Come June 1969; I am a little over a year and a half old. A toddler in NY as my mother still lived there while my father was stationed in the Pacific during the Vietnam War. If my mother were still alive, I could more than likely get a first-hand account of the atmosphere of NYC during Stonewall. There are times I wish I did ask now that I look back.

I mention all that as now I’m going to fast-forward a couple of decades. I’m all done with high school and trying to put myself through college while succumbing to the lure of working full-time. During a quiet moment at home – just my mother and I watching television – I steel myself to ask her this question: “What would you do if you learned something new about me?”

She looked over at me and just made a non-committal shrug.
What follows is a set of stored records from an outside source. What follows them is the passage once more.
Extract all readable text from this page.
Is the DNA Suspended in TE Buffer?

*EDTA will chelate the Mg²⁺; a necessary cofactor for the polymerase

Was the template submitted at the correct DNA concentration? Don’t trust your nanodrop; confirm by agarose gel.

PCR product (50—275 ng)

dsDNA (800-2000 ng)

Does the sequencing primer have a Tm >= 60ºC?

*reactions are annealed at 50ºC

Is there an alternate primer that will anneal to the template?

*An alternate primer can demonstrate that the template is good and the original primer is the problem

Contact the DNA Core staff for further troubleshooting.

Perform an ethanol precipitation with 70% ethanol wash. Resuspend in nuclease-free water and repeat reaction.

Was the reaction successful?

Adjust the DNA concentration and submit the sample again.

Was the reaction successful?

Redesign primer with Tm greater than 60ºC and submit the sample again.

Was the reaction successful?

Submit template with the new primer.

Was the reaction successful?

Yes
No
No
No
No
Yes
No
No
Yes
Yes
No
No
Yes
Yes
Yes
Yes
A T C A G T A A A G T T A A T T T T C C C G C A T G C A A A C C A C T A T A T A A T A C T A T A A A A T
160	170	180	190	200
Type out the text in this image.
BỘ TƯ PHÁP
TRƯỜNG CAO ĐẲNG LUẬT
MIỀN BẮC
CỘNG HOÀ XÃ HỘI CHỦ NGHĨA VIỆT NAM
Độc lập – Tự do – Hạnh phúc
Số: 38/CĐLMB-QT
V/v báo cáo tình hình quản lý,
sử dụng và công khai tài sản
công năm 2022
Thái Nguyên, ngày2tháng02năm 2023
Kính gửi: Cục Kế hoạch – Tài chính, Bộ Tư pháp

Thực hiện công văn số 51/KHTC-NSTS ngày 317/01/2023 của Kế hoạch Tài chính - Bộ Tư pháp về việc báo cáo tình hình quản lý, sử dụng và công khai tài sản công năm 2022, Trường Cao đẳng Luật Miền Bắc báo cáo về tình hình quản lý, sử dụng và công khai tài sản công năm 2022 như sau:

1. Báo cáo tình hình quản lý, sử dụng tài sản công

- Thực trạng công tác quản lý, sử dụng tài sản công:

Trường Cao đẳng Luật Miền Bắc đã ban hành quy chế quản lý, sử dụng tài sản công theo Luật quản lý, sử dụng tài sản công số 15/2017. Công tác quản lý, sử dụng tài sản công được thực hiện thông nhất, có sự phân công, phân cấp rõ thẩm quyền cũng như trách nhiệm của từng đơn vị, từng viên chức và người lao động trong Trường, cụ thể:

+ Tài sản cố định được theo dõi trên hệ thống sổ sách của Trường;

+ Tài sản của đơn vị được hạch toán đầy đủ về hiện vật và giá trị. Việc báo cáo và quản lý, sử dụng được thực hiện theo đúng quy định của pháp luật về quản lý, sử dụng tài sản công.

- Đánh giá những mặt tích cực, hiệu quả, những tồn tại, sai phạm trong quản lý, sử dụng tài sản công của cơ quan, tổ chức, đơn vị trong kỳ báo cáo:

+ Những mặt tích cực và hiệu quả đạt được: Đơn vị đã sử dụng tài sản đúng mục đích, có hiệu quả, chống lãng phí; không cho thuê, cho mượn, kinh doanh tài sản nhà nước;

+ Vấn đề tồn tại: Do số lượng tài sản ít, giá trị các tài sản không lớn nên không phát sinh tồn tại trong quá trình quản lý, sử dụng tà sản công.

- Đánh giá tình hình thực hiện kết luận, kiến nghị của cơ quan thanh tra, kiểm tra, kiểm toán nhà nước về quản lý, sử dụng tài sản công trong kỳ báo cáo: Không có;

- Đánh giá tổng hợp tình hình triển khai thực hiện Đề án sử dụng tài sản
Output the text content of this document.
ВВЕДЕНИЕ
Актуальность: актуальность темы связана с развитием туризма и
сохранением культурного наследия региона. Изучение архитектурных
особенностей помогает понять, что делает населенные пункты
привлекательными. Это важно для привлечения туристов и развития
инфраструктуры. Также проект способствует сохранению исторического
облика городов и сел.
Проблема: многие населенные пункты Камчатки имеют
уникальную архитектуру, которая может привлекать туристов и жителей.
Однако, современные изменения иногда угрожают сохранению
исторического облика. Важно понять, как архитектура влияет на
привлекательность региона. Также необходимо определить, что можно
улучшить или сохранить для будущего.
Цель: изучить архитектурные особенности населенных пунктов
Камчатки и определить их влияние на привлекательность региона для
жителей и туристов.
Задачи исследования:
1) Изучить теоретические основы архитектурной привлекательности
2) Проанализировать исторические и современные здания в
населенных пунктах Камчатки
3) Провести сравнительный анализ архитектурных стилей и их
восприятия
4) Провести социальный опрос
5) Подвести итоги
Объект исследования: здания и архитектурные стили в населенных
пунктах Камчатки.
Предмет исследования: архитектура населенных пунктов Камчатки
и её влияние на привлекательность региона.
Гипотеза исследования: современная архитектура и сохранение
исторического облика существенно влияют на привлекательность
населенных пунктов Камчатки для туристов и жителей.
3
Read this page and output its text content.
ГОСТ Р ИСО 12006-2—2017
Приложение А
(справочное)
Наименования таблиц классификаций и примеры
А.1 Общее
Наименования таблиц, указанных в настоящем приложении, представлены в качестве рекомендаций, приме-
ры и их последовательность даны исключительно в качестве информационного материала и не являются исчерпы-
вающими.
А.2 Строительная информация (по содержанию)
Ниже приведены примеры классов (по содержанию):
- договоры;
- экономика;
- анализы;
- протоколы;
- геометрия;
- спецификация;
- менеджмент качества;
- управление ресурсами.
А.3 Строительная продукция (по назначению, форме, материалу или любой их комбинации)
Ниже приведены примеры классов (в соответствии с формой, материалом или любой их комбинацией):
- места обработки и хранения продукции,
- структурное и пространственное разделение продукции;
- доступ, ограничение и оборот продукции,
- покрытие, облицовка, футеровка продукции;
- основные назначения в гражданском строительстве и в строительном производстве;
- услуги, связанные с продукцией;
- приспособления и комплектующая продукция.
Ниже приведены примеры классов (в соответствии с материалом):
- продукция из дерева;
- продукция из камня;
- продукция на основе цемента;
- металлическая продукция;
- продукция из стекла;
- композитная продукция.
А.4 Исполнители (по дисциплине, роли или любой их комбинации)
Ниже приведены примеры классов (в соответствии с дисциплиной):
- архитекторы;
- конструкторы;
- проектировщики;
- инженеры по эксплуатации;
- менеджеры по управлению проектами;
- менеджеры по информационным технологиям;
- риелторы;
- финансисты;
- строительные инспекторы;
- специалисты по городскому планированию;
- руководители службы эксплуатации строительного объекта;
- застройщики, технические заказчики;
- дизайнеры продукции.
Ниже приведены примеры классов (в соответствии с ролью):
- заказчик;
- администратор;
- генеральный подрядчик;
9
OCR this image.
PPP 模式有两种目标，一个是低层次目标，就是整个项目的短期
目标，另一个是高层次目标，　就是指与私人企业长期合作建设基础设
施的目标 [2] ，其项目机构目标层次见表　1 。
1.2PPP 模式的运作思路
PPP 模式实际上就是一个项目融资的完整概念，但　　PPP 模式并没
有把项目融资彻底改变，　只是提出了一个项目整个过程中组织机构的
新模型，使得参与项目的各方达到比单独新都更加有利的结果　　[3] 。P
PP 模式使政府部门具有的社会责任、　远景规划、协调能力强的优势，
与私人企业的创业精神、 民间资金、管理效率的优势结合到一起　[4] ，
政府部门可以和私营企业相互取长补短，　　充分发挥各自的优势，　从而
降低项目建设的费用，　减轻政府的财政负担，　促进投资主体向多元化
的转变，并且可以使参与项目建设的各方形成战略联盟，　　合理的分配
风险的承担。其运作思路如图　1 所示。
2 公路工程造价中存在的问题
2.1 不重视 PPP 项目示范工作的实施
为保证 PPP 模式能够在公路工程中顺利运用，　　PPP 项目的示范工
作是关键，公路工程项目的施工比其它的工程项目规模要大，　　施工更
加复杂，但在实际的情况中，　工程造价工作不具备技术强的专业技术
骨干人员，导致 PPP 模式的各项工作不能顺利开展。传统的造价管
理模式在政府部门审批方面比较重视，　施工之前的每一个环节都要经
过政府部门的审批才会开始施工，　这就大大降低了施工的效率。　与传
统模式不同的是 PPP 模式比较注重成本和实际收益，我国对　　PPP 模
Up to this point my family...my mother especially...had been a refuge and a support system for me. Of them all, she was my rock and foundation. She helped calm my mind and offer me reassurance whenever I expressed problems I was experiencing at school whether they were from being bullied, difficulty making friends, some of those friends turning away, etc. Somehow I had made it through public school surviving the torment and harassment that happened at times. It wasn’t until I was in my senior year of high school that I began working my misfit status to deepen a friendship or two and make new ones outside of school (Hello, my old F.o.S.F.a.F.F. peeps).

I had made it through all that...I could take this step with my mother. “I’m gay.”

I watched her expression change momentarily; allowing the sadness and worry show. It didn’t need to be said by her, but she had already figured me out. I hope that she was just waiting for me to come to terms with it myself as she never really said anything overtly or even coded against anyone being homosexual.

Over the following years while still living in my Floridian hometown I did experience some forms of homophobic actions against me. Most notably from younger co-workers when I was a pizza delivery driver. In this same store, though, a new manager had come in to join the staff who was also gay and he made sure to let me know that if I “got any more shit from them” to let him know. He would not stand for ANY kind of discriminatory actions in the work place there if he could help it.

Also, over those same years before I moved to Atlanta, I was able to cultivate a group of friends covering the spectrum of gay, straight, bi, and whatever other classifications were around in the mid-90s. We all just cared that we got along no matter whom we loved. We shared good times and sad. Celebrations, triumphs, all of it.

I had come in to being more of my own person. I had – and still have – some of those friends in my life. We still share news; both good and bad. Offer congratulations or sorrows as needed. I’m lucky to have that.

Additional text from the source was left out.